Snow is the primary source of water and streamflow in western North America and supports the water supply for more than one billion people globally. In mountainous regions, accumulated snow extends the downstream delivery of meltwater through the spring and summer when human and ecosystem demands are greatest. It is well established that climate change is expected to shift melt earlier and reduce snow water resources with broad impacts on ecosystem productivity, winter flood risk, groundwater recharge, agriculture and food security, and wildfire hazard. In this talk, I present empirical and model-based evidence of ongoing and projected change in snow water resources in western North America. These changes are disproportionately affecting northern Indigenous communities.
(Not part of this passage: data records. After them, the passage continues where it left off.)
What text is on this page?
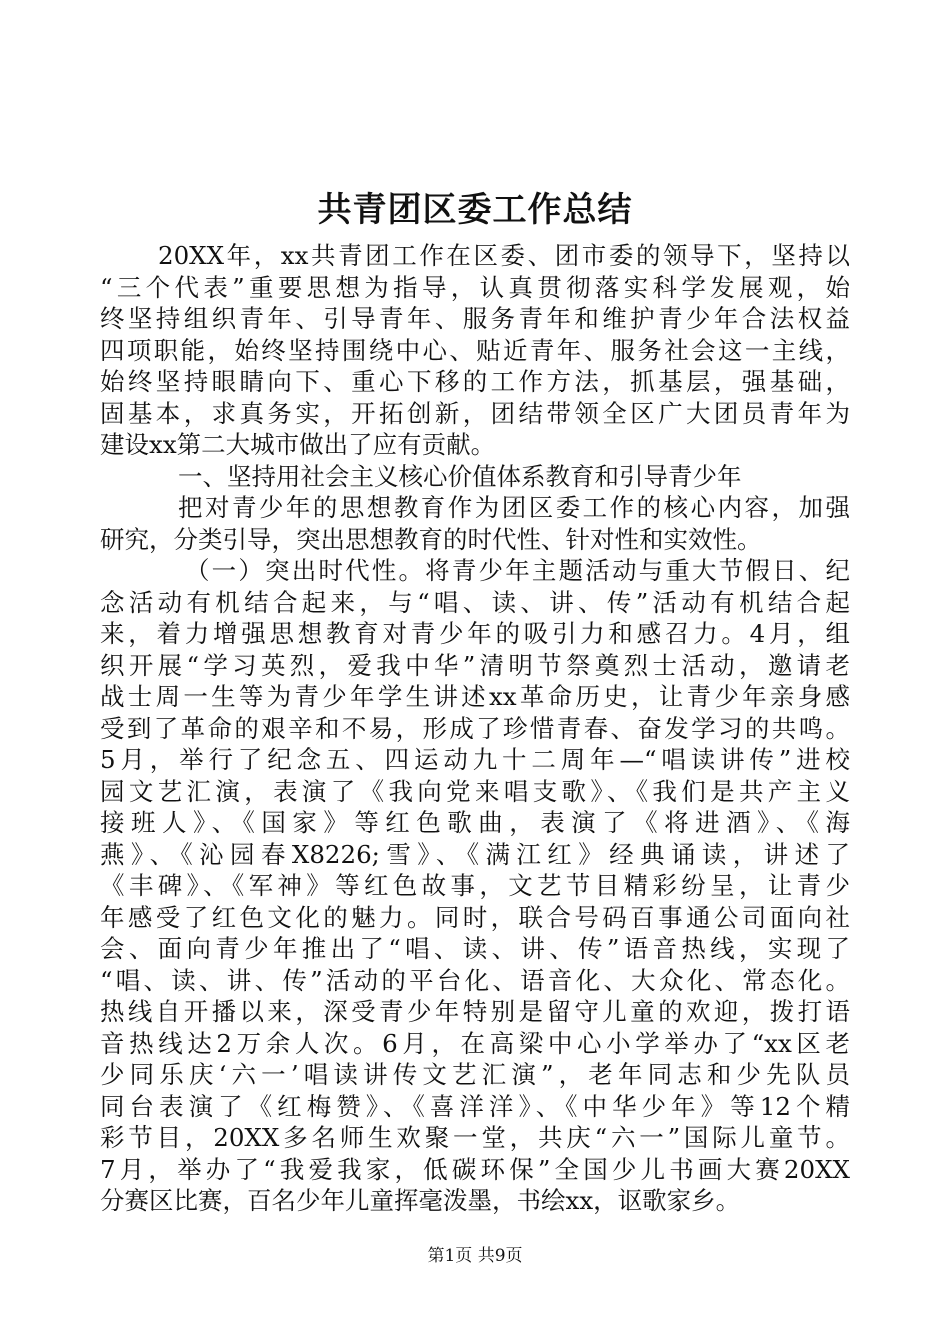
共青团区委工作总结
20XX年，xx共青团工作在区委、团市委的领导下，坚持以
“三个代表”重要思想为指导，认真贯彻落实科学发展观，始
终坚持组织青年、引导青年、服务青年和维护青少年合法权益
四项职能，始终坚持围绕中心、贴近青年、服务社会这一主线，
始终坚持眼睛向下、重心下移的工作方法，抓基层，强基础，
固基本，求真务实，开拓创新，团结带领全区广大团员青年为
建设xx第二大城市做出了应有贡献。
一、坚持用社会主义核心价值体系教育和引导青少年
把对青少年的思想教育作为团区委工作的核心内容，加强
研究，分类引导，突出思想教育的时代性、针对性和实效性。
（一）突出时代性。将青少年主题活动与重大节假日、纪
念活动有机结合起来，与“唱、读、讲、传”活动有机结合起
来，着力增强思想教育对青少年的吸引力和感召力。4月，组
织开展“学习英烈，爱我中华”清明节祭奠烈士活动，邀请老
战士周一生等为青少年学生讲述xx革命历史，让青少年亲身感
受到了革命的艰辛和不易，形成了珍惜青春、奋发学习的共鸣。
5月，举行了纪念五、四运动九十二周年—“唱读讲传”进校
园文艺汇演，表演了《我向党来唱支歌》、《我们是共产主义
接班人》、《国家》等红色歌曲，表演了《将进酒》、《海
燕》、《沁园春X8226;雪》、《满江红》经典诵读，讲述了
《丰碑》、《军神》等红色故事，文艺节目精彩纷呈，让青少
年感受了红色文化的魅力。同时，联合号码百事通公司面向社
会、面向青少年推出了“唱、读、讲、传”语音热线，实现了
“唱、读、讲、传”活动的平台化、语音化、大众化、常态化。
热线自开播以来，深受青少年特别是留守儿童的欢迎，拨打语
音热线达2万余人次。6月，在高梁中心小学举办了“xx区老
少同乐庆‘六一’唱读讲传文艺汇演”，老年同志和少先队员
同台表演了《红梅赞》、《喜洋洋》、《中华少年》等12个精
彩节目，20XX多名师生欢聚一堂，共庆“六一”国际儿童节。
7月，举办了“我爱我家，低碳环保”全国少儿书画大赛20XX
分赛区比赛，百名少年儿童挥毫泼墨，书绘xx，讴歌家乡。
第1页 共9页
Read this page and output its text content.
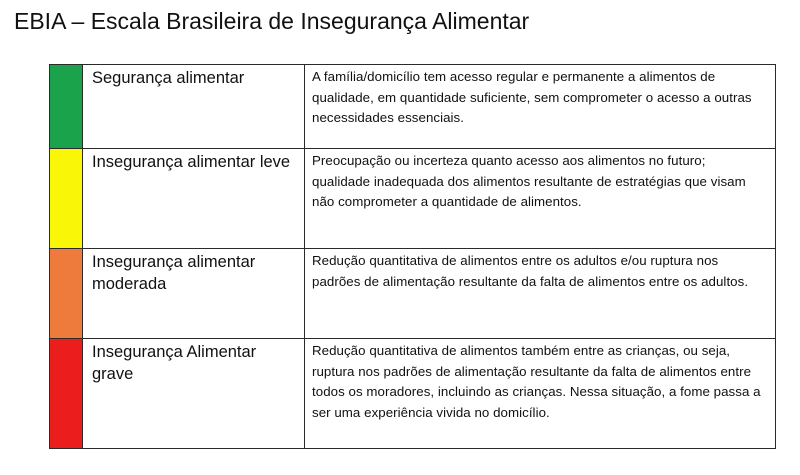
EBIA – Escala Brasileira de Insegurança Alimentar

	Segurança alimentar	A família/domicílio tem acesso regular e permanente a alimentos de qualidade, em quantidade suficiente, sem comprometer o acesso a outras necessidades essenciais.

	Insegurança alimentar leve	Preocupação ou incerteza quanto acesso aos alimentos no futuro; qualidade inadequada dos alimentos resultante de estratégias que visam não comprometer a quantidade de alimentos.

	Insegurança alimentar moderada	Redução quantitativa de alimentos entre os adultos e/ou ruptura nos padrões de alimentação resultante da falta de alimentos entre os adultos.

	Insegurança Alimentar grave	Redução quantitativa de alimentos também entre as crianças, ou seja, ruptura nos padrões de alimentação resultante da falta de alimentos entre todos os moradores, incluindo as crianças. Nessa situação, a fome passa a ser uma experiência vivida no domicílio.
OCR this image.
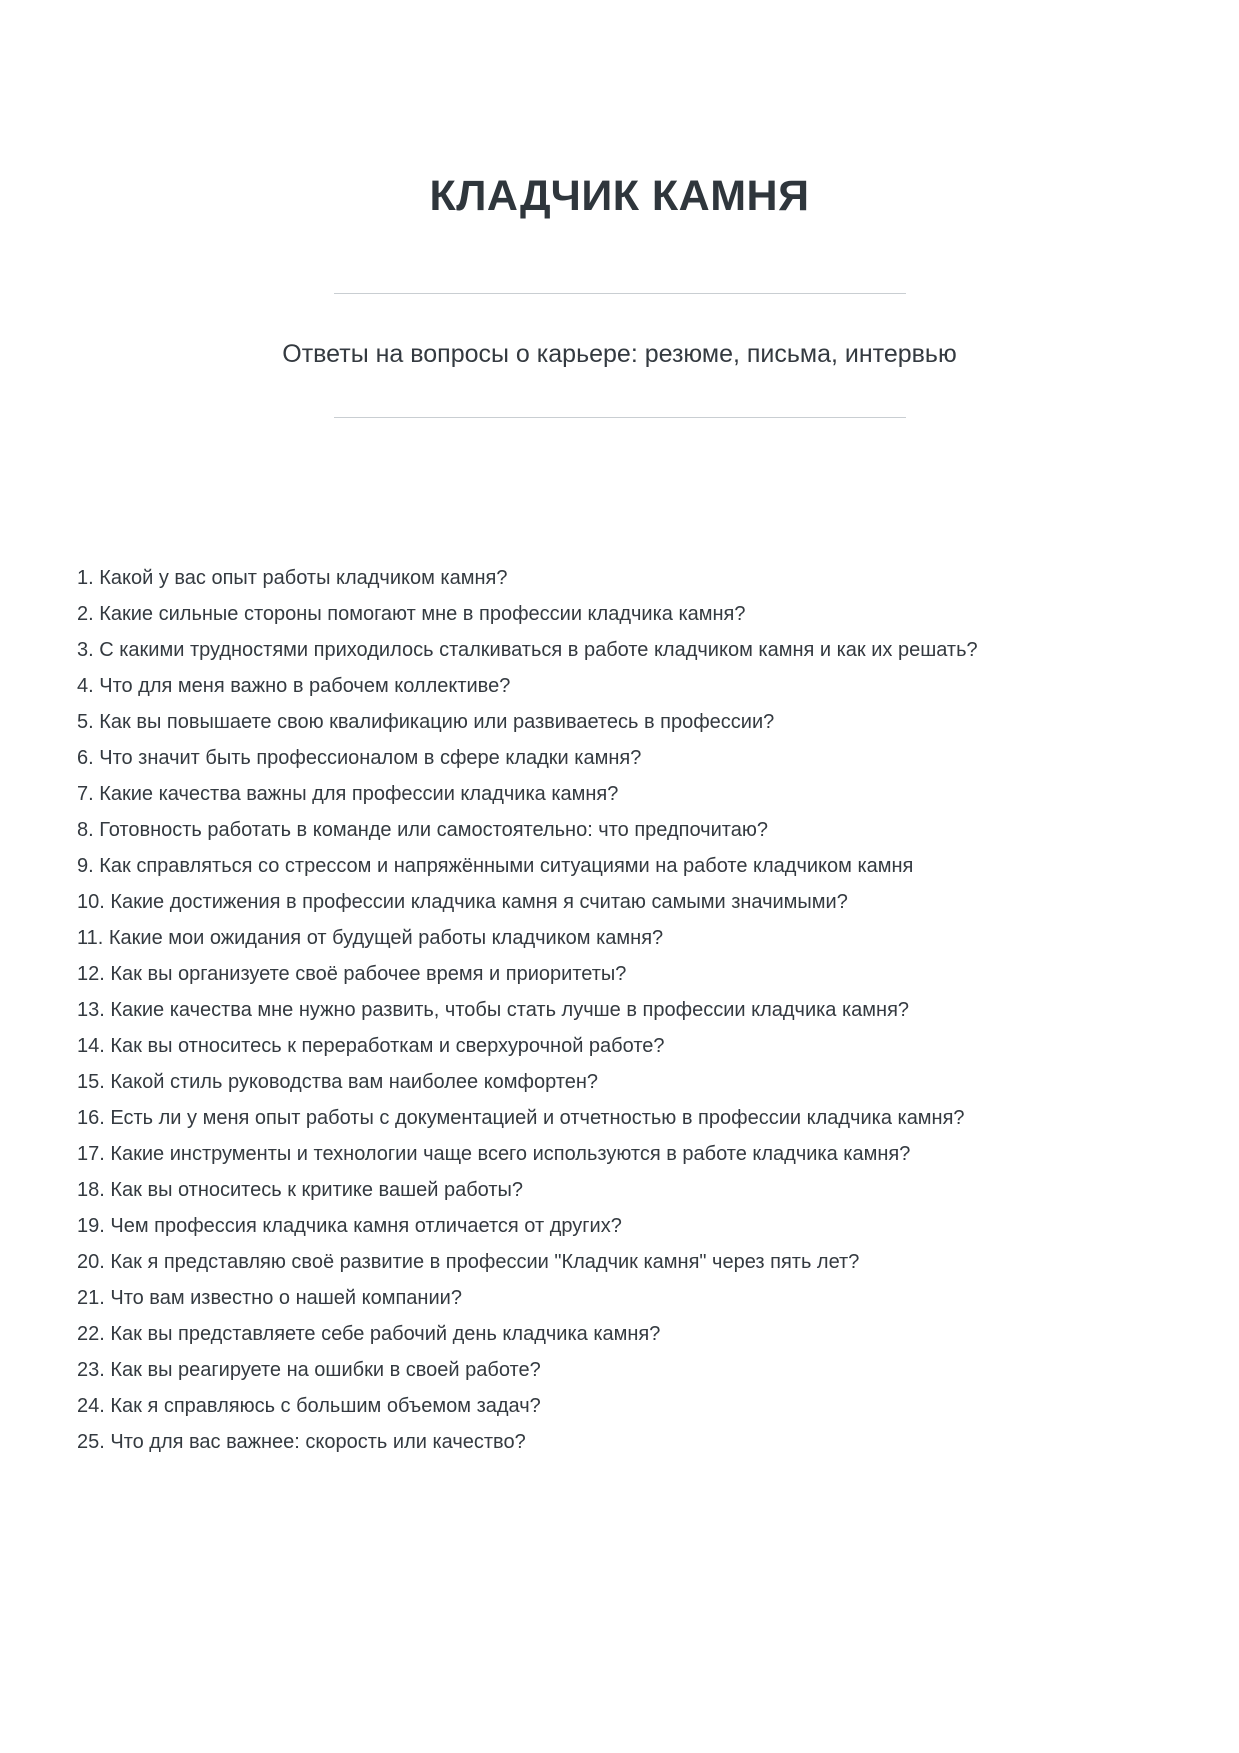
КЛАДЧИК КАМНЯ
Ответы на вопросы о карьере: резюме, письма, интервью

1. Какой у вас опыт работы кладчиком камня?

2. Какие сильные стороны помогают мне в профессии кладчика камня?

3. С какими трудностями приходилось сталкиваться в работе кладчиком камня и как их решать?

4. Что для меня важно в рабочем коллективе?

5. Как вы повышаете свою квалификацию или развиваетесь в профессии?

6. Что значит быть профессионалом в сфере кладки камня?

7. Какие качества важны для профессии кладчика камня?

8. Готовность работать в команде или самостоятельно: что предпочитаю?

9. Как справляться со стрессом и напряжёнными ситуациями на работе кладчиком камня

10. Какие достижения в профессии кладчика камня я считаю самыми значимыми?

11. Какие мои ожидания от будущей работы кладчиком камня?

12. Как вы организуете своё рабочее время и приоритеты?

13. Какие качества мне нужно развить, чтобы стать лучше в профессии кладчика камня?

14. Как вы относитесь к переработкам и сверхурочной работе?

15. Какой стиль руководства вам наиболее комфортен?

16. Есть ли у меня опыт работы с документацией и отчетностью в профессии кладчика камня?

17. Какие инструменты и технологии чаще всего используются в работе кладчика камня?

18. Как вы относитесь к критике вашей работы?

19. Чем профессия кладчика камня отличается от других?

20. Как я представляю своё развитие в профессии "Кладчик камня" через пять лет?

21. Что вам известно о нашей компании?

22. Как вы представляете себе рабочий день кладчика камня?

23. Как вы реагируете на ошибки в своей работе?

24. Как я справляюсь с большим объемом задач?

25. Что для вас важнее: скорость или качество?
I introduce a new project working to increase collective understanding of the impacts of climate change on rivers, fish, and Indigenous communities in Alaska and western Canada. Strong collaboration with Tribal and First Nation communities, community-based science networks, and environmental professionals guide the science and facilitate monitoring and modeling as part of this project.  As cold regions warm and their rivers change, the impacts on people, fisheries, and winter travel routes are unknown. I discuss methods by which improved understanding of the possible future changes in mountain hydrology, societal impacts, and potential adaptation strategies are being assessed through close partnership among communities and scientists from diverse fields of study.


Dr. Keith Musselman is a research associate at INSTAAR. He is a hydrologist who conducts research on land-water-atmosphere interactions including snow, runoff production, forest hydrology, and remote sensing. He has 18 years of fieldwork and numerical modeling experience across western North America. His work has been focused on the assessment of climate change and land cover impacts on freshwater availability, streamflow, and flood risk across a spectrum of scale. Keith holds a B.S. in Geology from the University of Vermont, an M.S. in Hydrology and Water Resources from the University of Arizona, and a Ph.D. in Civil Engineering from UCLA. As a postdoc, he worked in Alberta, Canada, on the topics of forest hydrology and land cover change. Since 2015, his research at the National Center for Atmospheric Research (NCAR) and most recently at the University of Colorado Boulder has helped to advance the capability of hydrologic models to simulate cold region processes. He is the PI on a Navigating the New Arctic project to assess climate impacts on Indigenous communities in Alaska and the Yukon using co-production. Keith has authored over 25 publications including recent high-profile papers on snowmelt and flood risk in current and future climates.

Seminars are loosely organized around the theme of “Hazards.”